End-to-End In-Game Style Transfer Tutorial Addendum

style-transfer
pytorch
unity
tutorial
This post covers how to use a different style transfer model that is specialized for video.
Author

Christian Mills

Published

March 20, 2021

Previous: Part 3

Introduction

When I was first planning out this tutorial series, I had intended to use a different style transfer model. This other model is designed to reduce flickering to better work with video. Unfortunately, I was unable to reliably get good results with that model at a playable frame rate. I figured I might as well make a tutorial for anyone who wants to mess around that model since I already dumped so much time into it.

Important: This post assumes that you have already gone through the previous parts of this tutorial series. You can go to the start of this series by clicking the link below.

Training this new model will require sample images from the target video game so checkout Part 1.5 of this tutorial series if you haven’t already. It shows how to use the Unity Recorder tool to capture in-game footage. We’ll split the video into images to generate our training data.

We’ll be using a modified version of the Google Colab notebook from Part 2 of this series. The new model requires some examples of stylized images for training. We’ll use the style transfer model from earlier in this series to generate the training samples. You can either use the final.pth checkpoint you made during Part 2 or train a new one in the Colab notebook for this post.

Train the Model

First, you need to get your own copy of the Colab Notebook. Open the notebook using the link below and save your own copy just like in Part 2.

Continue in the Notebook

Follow the directions in the notebook to train your own video style transfer model. Return to this post once you have exported the trained model.

Modify the Unity Project

Now we just need to updated our Unity project to support the new model. Unlike the training process, this part is pretty much identical to the other style transfer model.

Update the ComputeShader

The only thing we need to add to the Unity project are some new image processing functions in the ComputeShader we made in Part 3. This time, we need to remap the RGB values from [0,1] to [-1,1] instead of [0,255]. You can either swap out the code for the existing processing functions or make new ones like in the image below.

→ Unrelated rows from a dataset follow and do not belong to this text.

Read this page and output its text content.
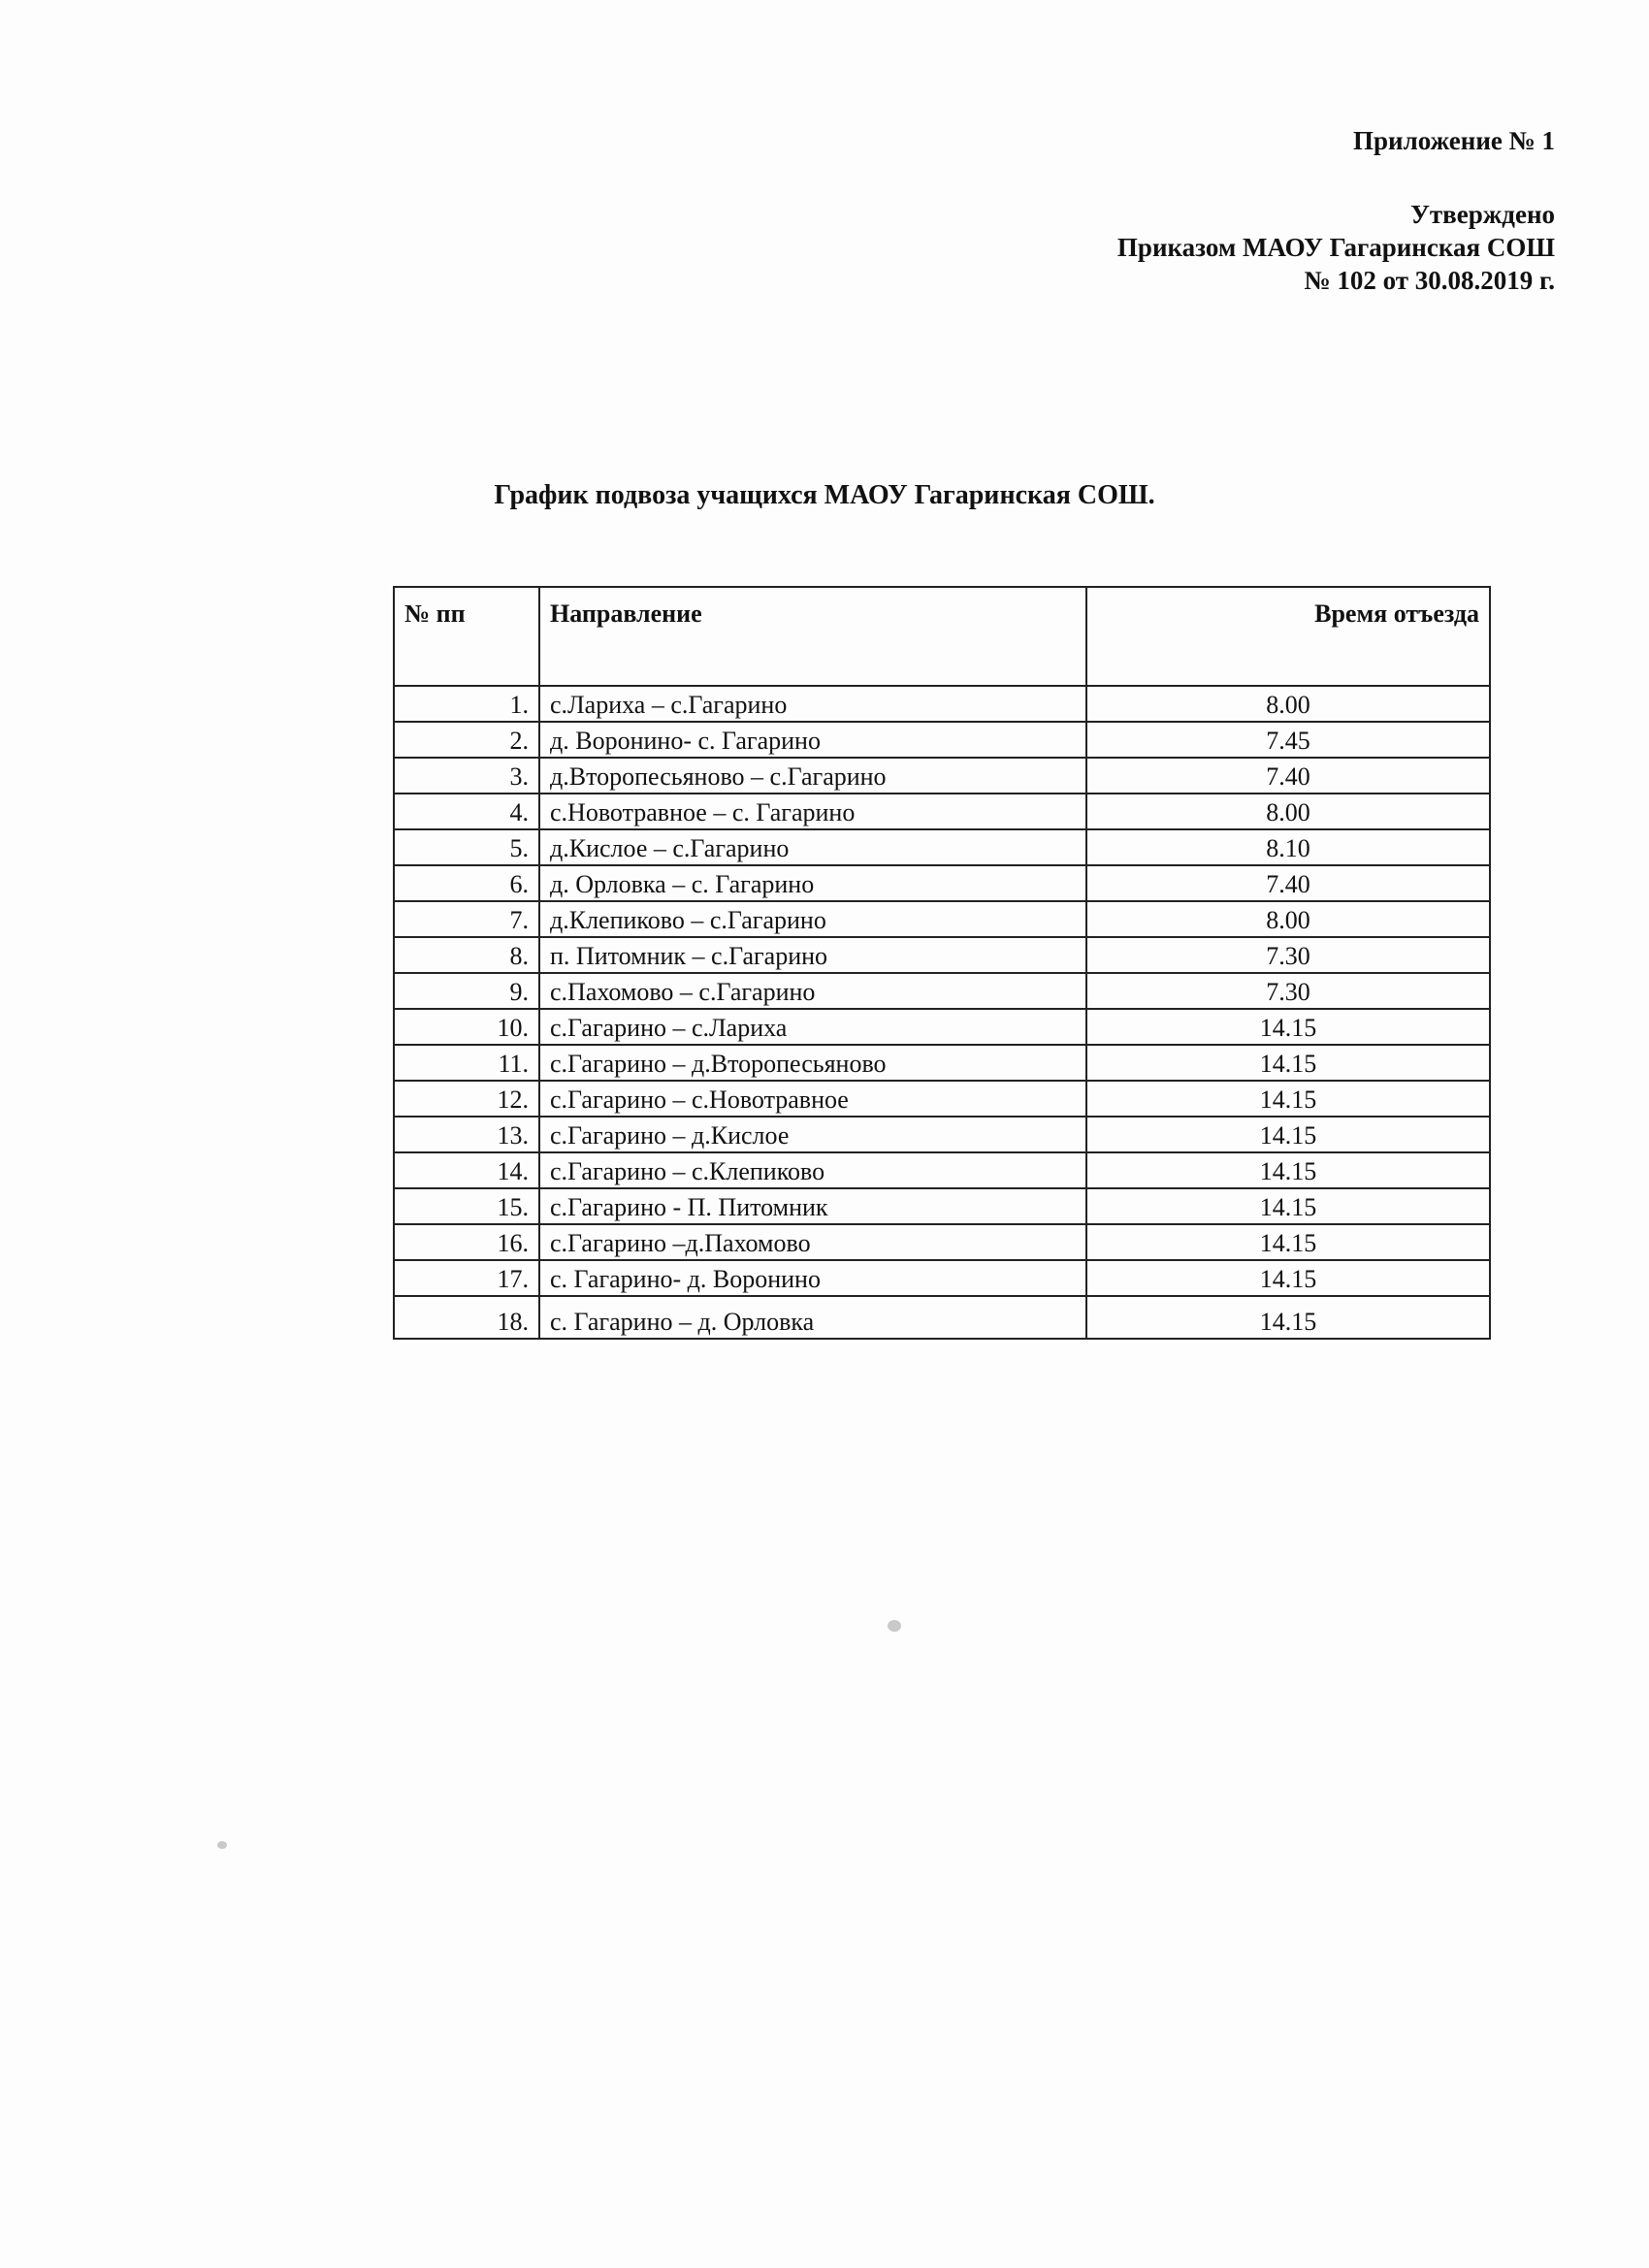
Приложение № 1
Утверждено
Приказом МАОУ Гагаринская СОШ
№ 102 от 30.08.2019 г.
График подвоза учащихся МАОУ Гагаринская СОШ.
№ пп	Направление	Время отъезда
1.	с.Лариха – с.Гагарино	8.00
2.	д. Воронино- с. Гагарино	7.45
3.	д.Второпесьяново – с.Гагарино	7.40
4.	с.Новотравное – с. Гагарино	8.00
5.	д.Кислое – с.Гагарино	8.10
6.	д. Орловка – с. Гагарино	7.40
7.	д.Клепиково – с.Гагарино	8.00
8.	п. Питомник – с.Гагарино	7.30
9.	с.Пахомово – с.Гагарино	7.30
10.	с.Гагарино – с.Лариха	14.15
11.	с.Гагарино – д.Второпесьяново	14.15
12.	с.Гагарино – с.Новотравное	14.15
13.	с.Гагарино – д.Кислое	14.15
14.	с.Гагарино – с.Клепиково	14.15
15.	с.Гагарино - П. Питомник	14.15
16.	с.Гагарино –д.Пахомово	14.15
17.	с. Гагарино- д. Воронино	14.15
18.	с. Гагарино – д. Орловка	14.15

If you make new functions, be sure to replace the function names in the StyleTransfer.cs script.

Replace the modelAsset

Download the ONNX file from your Google Drive just like in Part 3 and drop it into the Models folder. You can also download the model I’ll be using from the link below.

Now we just need to assign the ONNX file to the modelAsset variable in the Inspector tab. This model is less efficient than the one used earlier in this series so we’ll lower the targetHeight as well.

Test it Out

You’ll probably notice that this model doesn’t preserve as much fine detail as the other model. This is because I had to significantly reduce the size of the model to get playable frame rates. The full size model is able to preserve much more detail, but is too large to get playable frame rates on any modern graphics card. Additionally, the model doesn’t completely get rid of the flickering effect.

Conclusion

This model works great for videos where the scene doesn’t change too drastically. Unfortunately, it does not seem well suited for a dynamic, real-time, environment. The default model is way too large to get playable frame rates and it quickly loses detail when its size is reduced. Still, the process of trying to make it work was educational at the very least.